I probably have more flexibility than most with my schedule, but I am simply done going to a week long regatta and doing exactly the same thing, meaning W/L races, where the ENTIRE day is sucked up sitting in a boat, and most of the time is wasted waiting for "perfect" conditions.
Why on earth can't a championship regatta have a wide variety of courses? How about some downwind starts, some triangle courses, some distance races around government marks. And for boats that like to plane on a reach, why not some power reaches on occassion?
While interesting, I think this poll shows only the trends in people willing to travel to a championship regatta. It is one measure of a class, but all calsses are not created equal - some are travelling only classes, some have wide and active fleet distribution while also a big travelling component. Classes that want to up their numbers need to look at many factors, time being the biggest, both in terms of gross time to be involved in the regatta, and then how time is spent at the regatta. They need to ask members what they want; just hard core W/L racing as we have come to know it, or, will another format help to attract more people to the regatta?
It is evident that we are racing to attrition. Is the goal to be the last guy to win the class championship trophy because no one else wanted to come play any more?

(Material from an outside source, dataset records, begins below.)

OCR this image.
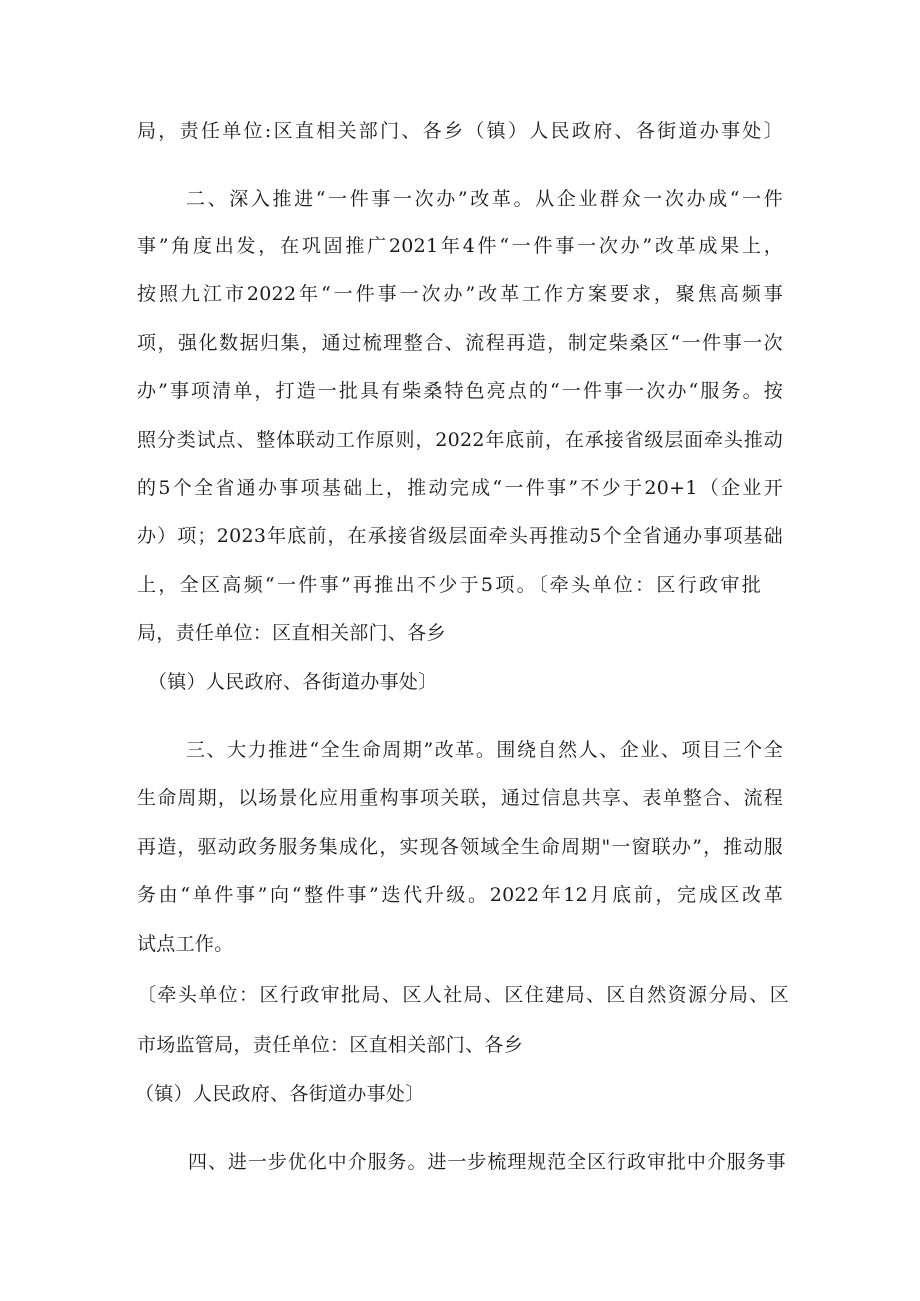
局，责任单位:区直相关部门、各乡（镇）人民政府、各街道办事处〕
二、深入推进“一件事一次办”改革。从企业群众一次办成“一件
事”角度出发，在巩固推广2021年4件“一件事一次办”改革成果上，
按照九江市2022年“一件事一次办”改革工作方案要求，聚焦高频事
项，强化数据归集，通过梳理整合、流程再造，制定柴桑区“一件事一次
办”事项清单，打造一批具有柴桑特色亮点的“一件事一次办“服务。按
照分类试点、整体联动工作原则，2022年底前，在承接省级层面牵头推动
的5个全省通办事项基础上，推动完成“一件事”不少于20+1（企业开
办）项；2023年底前，在承接省级层面牵头再推动5个全省通办事项基础
上，全区高频“一件事”再推出不少于5项。〔牵头单位：区行政审批
局，责任单位：区直相关部门、各乡
（镇）人民政府、各街道办事处〕
三、大力推进“全生命周期”改革。围绕自然人、企业、项目三个全
生命周期，以场景化应用重构事项关联，通过信息共享、表单整合、流程
再造，驱动政务服务集成化，实现各领域全生命周期"一窗联办”，推动服
务由“单件事”向“整件事”迭代升级。2022年12月底前，完成区改革
试点工作。
〔牵头单位：区行政审批局、区人社局、区住建局、区自然资源分局、区
市场监管局，责任单位：区直相关部门、各乡
（镇）人民政府、各街道办事处〕
四、进一步优化中介服务。进一步梳理规范全区行政审批中介服务事
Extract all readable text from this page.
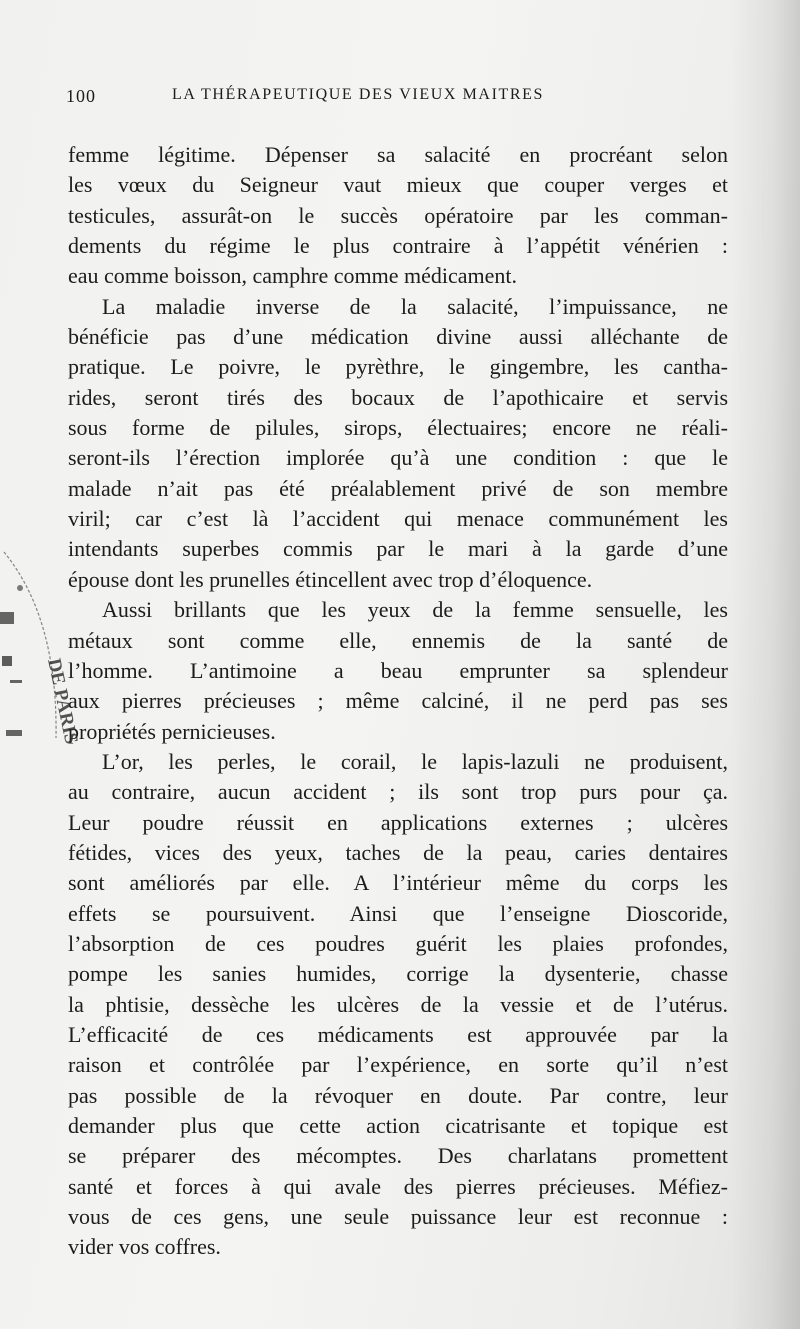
100	LA THÉRAPEUTIQUE DES VIEUX MAITRES
femme légitime. Dépenser sa salacité en procréant selon
les vœux du Seigneur vaut mieux que couper verges et
testicules, assurât-on le succès opératoire par les comman-
dements du régime le plus contraire à l’appétit vénérien :
eau comme boisson, camphre comme médicament.
La maladie inverse de la salacité, l’impuissance, ne
bénéficie pas d’une médication divine aussi alléchante de
pratique. Le poivre, le pyrèthre, le gingembre, les cantha-
rides, seront tirés des bocaux de l’apothicaire et servis
sous forme de pilules, sirops, électuaires; encore ne réali-
seront-ils l’érection implorée qu’à une condition : que le
malade n’ait pas été préalablement privé de son membre
viril; car c’est là l’accident qui menace communément les
intendants superbes commis par le mari à la garde d’une
épouse dont les prunelles étincellent avec trop d’éloquence.
Aussi brillants que les yeux de la femme sensuelle, les
métaux sont comme elle, ennemis de la santé de
l’homme. L’antimoine a beau emprunter sa splendeur
aux pierres précieuses ; même calciné, il ne perd pas ses
propriétés pernicieuses.
L’or, les perles, le corail, le lapis-lazuli ne produisent,
au contraire, aucun accident ; ils sont trop purs pour ça.
Leur poudre réussit en applications externes ; ulcères
fétides, vices des yeux, taches de la peau, caries dentaires
sont améliorés par elle. A l’intérieur même du corps les
effets se poursuivent. Ainsi que l’enseigne Dioscoride,
l’absorption de ces poudres guérit les plaies profondes,
pompe les sanies humides, corrige la dysenterie, chasse
la phtisie, dessèche les ulcères de la vessie et de l’utérus.
L’efficacité de ces médicaments est approuvée par la
raison et contrôlée par l’expérience, en sorte qu’il n’est
pas possible de la révoquer en doute. Par contre, leur
demander plus que cette action cicatrisante et topique est
se préparer des mécomptes. Des charlatans promettent
santé et forces à qui avale des pierres précieuses. Méfiez-
vous de ces gens, une seule puissance leur est reconnue :
vider vos coffres.
DE PARIS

For many national classes, scheduling the regatta on a Saturday-Sunday only would not necessarily result in better attendance. That's because there's significant driving time involved to get to the event. In Scots, for many sailors a national event is a full day or two full days drive. So, if you limit the racing to a Saturday and Sunday, and you still have to get there by Friday noonish in order to measure in and set up your boat, many attendees still have to miss 3, 4 or 5 weekdays at work because of travel time. And, all that driving seems hardly worth it if the event is only 2 days long, especially if some of those two days are lost to bad weather.
At least for classes who drive their own boats to regattas like Scots, it makes sense to schedule a 4 1/2 day event during the week for the big regattas like the NACs and Midwinters, because then competitors get 9 days off in a row by taking only 5 weekdays off work. That allows for travel time on each end and the length of the event makes it a satisfactory one, worth the drive.
For classes with more than 2 or 3 crew, where one or two people drive the boat to the event and the rest fly in the Friday evening before Saturday's race start, a weekend event can make sense. For a couples-heavy class like Scots, the weekday format can be the best compromise.